Life is often presented as a pinnacle of complexity with the root of the difficulty lying in the multiplicity of its constituents and the intricacy of their interactions. Knowing every constituent and interaction is, however, unlikely to solve all problems. Proteins are a case in point: their physical principles are well established, their composition and structure are precisely known in many instances, and yet we generally do not know how to read the function of a protein from its sequence or how to design a sequence for a given function. But detailed knowledge may not be necessary for any of these tasks. Natural proteins have in fact homologs with similar functions despite sometimes very different sequences, indicating that many of their amino acids can be substituted without fundamentally altering their function.

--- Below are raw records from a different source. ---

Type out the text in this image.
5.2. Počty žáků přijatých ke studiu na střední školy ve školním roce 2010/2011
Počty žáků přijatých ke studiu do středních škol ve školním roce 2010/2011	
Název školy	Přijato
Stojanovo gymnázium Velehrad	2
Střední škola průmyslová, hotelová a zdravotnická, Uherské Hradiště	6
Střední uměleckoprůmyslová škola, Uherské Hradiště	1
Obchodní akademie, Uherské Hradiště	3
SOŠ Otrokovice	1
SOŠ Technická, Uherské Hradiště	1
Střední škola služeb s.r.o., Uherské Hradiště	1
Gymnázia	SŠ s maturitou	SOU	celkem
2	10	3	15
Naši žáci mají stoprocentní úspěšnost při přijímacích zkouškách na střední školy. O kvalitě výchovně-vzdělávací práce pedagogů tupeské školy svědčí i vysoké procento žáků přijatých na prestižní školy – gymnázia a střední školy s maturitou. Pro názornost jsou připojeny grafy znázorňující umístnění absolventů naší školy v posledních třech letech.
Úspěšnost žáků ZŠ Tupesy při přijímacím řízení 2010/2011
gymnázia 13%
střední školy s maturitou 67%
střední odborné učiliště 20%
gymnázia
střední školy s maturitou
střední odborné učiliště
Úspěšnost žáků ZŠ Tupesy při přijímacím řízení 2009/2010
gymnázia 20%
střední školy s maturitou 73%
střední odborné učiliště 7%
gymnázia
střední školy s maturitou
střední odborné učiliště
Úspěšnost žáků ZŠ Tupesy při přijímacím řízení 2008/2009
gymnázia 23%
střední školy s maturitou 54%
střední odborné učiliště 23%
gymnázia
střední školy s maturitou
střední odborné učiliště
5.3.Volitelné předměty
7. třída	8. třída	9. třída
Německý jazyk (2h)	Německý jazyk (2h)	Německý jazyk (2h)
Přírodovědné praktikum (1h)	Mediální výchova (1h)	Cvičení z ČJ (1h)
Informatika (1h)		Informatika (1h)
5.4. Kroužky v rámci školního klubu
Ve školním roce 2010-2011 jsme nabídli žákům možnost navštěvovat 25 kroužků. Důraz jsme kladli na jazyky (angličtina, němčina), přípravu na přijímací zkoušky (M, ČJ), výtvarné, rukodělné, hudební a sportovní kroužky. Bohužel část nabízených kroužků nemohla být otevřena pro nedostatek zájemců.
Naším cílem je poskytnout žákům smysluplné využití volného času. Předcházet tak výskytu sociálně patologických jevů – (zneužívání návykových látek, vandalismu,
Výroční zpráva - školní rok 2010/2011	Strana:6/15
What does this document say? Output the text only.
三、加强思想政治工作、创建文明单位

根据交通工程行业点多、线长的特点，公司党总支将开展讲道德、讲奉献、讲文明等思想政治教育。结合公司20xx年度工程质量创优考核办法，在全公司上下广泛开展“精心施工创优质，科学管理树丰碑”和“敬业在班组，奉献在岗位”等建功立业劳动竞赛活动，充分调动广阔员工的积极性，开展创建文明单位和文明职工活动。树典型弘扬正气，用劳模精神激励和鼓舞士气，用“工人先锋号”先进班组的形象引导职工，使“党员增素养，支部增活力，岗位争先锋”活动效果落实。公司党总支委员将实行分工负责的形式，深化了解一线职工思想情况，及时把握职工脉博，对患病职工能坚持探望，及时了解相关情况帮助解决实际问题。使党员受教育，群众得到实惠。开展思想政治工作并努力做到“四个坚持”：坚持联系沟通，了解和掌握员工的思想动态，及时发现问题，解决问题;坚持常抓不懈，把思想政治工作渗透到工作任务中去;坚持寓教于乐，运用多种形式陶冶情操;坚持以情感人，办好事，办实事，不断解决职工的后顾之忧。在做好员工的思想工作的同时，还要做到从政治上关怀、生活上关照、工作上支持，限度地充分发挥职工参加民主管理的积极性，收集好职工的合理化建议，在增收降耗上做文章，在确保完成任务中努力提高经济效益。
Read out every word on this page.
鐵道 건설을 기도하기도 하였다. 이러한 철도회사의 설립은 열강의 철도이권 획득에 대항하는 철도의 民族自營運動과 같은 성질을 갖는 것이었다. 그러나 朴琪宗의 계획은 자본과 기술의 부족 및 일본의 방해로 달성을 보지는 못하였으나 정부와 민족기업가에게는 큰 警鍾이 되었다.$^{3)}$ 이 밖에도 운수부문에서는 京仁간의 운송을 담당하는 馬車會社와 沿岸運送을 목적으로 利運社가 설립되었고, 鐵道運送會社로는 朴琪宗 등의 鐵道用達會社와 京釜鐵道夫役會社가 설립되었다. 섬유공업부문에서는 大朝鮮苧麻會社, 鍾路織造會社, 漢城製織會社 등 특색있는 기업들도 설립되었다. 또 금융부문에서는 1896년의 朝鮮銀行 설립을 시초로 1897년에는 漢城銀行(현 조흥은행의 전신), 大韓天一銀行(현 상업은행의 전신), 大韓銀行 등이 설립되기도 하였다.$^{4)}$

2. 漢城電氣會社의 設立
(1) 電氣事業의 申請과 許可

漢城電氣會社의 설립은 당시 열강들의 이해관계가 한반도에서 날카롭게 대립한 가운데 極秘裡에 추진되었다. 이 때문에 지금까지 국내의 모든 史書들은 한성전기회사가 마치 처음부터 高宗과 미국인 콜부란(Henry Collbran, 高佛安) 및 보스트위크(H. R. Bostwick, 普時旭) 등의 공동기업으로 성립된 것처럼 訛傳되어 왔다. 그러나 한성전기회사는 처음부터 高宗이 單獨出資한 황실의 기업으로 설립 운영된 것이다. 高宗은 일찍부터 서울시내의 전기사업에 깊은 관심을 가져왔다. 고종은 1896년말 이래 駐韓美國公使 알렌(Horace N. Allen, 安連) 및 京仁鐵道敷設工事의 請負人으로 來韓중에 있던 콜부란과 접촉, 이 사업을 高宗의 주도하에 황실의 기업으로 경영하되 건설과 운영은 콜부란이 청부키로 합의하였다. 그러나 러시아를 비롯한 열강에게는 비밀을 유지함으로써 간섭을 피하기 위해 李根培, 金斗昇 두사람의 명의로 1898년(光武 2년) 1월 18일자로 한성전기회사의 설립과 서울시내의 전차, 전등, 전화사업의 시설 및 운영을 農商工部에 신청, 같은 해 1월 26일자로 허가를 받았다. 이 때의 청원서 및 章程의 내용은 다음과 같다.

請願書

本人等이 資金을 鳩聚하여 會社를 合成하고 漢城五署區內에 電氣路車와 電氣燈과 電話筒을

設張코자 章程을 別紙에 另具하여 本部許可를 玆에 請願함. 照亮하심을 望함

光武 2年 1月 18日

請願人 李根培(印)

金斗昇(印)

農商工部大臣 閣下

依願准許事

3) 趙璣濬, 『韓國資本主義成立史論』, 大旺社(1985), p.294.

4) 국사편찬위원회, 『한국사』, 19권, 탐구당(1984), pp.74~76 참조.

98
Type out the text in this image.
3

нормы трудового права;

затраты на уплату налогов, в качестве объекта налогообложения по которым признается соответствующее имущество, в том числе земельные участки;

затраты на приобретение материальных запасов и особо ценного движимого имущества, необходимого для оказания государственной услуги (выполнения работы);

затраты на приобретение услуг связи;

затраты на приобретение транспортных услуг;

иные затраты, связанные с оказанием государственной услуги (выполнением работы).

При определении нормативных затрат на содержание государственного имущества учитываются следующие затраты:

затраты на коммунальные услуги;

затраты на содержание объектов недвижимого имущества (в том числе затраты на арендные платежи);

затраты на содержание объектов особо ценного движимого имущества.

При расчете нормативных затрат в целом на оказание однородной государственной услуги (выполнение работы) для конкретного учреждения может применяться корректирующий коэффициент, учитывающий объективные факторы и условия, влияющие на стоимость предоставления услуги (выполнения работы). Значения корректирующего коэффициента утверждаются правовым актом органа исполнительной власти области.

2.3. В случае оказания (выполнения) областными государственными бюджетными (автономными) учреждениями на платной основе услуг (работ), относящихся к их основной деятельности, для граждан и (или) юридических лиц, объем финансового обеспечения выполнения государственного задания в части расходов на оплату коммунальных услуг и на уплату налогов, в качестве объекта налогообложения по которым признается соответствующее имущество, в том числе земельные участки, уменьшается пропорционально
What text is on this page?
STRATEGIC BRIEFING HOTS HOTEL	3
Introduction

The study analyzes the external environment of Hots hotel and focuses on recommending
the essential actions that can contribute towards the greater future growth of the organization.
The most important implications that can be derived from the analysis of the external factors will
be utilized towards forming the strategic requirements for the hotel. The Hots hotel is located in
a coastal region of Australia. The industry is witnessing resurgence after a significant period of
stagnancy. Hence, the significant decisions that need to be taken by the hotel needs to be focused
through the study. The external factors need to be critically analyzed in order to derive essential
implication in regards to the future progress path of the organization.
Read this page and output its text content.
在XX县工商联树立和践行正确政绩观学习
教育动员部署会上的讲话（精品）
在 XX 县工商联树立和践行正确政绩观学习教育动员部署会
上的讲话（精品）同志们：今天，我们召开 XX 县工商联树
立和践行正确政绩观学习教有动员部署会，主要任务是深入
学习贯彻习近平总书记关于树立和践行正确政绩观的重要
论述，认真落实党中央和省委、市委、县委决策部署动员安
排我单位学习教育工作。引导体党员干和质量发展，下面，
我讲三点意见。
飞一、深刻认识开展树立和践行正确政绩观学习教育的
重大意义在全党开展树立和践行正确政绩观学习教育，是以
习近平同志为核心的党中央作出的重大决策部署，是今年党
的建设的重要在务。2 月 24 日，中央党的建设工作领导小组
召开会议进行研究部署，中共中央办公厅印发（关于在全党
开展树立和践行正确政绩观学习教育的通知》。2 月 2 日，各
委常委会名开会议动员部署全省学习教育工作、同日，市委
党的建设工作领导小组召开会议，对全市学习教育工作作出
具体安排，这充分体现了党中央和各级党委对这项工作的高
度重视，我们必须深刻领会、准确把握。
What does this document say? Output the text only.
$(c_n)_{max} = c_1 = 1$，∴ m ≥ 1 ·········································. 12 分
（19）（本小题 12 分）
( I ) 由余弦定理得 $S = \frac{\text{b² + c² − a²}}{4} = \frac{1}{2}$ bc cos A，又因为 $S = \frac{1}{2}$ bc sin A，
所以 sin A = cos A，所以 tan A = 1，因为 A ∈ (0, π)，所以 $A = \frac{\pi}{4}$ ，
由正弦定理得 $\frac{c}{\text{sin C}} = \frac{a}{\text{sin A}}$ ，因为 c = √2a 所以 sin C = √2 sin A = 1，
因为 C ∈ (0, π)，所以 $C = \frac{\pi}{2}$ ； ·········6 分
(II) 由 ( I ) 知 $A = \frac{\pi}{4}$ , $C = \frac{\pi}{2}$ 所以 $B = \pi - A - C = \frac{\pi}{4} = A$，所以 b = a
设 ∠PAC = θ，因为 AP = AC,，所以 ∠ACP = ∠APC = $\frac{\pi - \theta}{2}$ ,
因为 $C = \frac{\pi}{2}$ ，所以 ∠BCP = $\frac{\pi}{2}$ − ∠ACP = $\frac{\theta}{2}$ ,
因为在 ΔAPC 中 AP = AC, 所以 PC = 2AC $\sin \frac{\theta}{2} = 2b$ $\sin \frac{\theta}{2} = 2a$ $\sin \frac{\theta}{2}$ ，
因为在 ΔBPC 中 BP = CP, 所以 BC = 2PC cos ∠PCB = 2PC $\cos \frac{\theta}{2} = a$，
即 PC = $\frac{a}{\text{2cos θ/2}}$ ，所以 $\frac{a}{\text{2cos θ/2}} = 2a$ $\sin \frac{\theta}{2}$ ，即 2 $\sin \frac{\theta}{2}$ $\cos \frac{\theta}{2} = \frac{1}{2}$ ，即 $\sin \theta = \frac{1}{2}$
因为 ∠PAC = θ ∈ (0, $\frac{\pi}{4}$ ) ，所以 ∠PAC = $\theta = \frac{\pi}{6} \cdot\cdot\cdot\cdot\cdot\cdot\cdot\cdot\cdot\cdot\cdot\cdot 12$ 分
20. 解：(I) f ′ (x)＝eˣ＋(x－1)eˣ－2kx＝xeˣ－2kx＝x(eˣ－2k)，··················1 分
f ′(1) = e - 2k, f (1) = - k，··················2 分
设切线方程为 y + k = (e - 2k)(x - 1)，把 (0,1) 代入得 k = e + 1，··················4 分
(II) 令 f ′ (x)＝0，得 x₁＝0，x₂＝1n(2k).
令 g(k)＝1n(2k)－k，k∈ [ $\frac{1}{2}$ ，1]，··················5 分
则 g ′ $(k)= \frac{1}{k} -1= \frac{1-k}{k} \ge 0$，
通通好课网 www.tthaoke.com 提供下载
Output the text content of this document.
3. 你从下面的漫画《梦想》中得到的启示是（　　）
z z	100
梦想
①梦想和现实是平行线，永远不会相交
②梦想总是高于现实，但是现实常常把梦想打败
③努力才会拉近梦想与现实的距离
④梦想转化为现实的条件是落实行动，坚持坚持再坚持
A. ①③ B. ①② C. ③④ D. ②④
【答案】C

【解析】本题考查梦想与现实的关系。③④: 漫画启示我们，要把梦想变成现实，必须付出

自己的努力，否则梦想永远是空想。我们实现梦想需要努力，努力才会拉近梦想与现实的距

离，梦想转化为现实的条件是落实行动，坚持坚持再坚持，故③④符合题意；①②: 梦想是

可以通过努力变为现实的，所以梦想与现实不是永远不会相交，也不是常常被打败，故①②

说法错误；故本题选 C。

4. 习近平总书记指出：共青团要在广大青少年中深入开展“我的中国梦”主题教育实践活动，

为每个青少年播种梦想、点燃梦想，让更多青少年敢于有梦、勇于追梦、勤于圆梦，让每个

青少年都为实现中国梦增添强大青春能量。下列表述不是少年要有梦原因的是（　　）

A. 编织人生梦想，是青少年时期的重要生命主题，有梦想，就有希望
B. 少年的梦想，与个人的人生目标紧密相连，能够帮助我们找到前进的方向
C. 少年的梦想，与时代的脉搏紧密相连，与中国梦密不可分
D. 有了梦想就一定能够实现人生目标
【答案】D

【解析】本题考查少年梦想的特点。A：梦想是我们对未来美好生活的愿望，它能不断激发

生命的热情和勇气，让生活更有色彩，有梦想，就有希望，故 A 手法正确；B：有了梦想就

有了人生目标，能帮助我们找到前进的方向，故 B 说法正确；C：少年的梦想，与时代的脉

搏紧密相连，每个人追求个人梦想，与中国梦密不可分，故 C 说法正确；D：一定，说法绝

More generally, an exhaustive characterization of living systems may neither be sufficient nor necessary for their understanding and engineering. Instead, a critical challenge for biology is to achieve a proper “coarse-grained”, low-dimensional description of living systems that captures the relative functional significance of their constituents and interactions.
Our team is taking two complementary approaches based on evolutionary principles to meet this challenge:
• A top-down analytic approach to decompose biomolecules into functional units by comparing statistically homologous systems with the premise that evolutionary conservation provides a generic measure of functional significance.
• A bottom-up synthetic approach to generate quantitative data both from controlled evolutionary experiments and from mathematical models to verify the consistency and sufficiency of the inferred coarse-grained descriptions.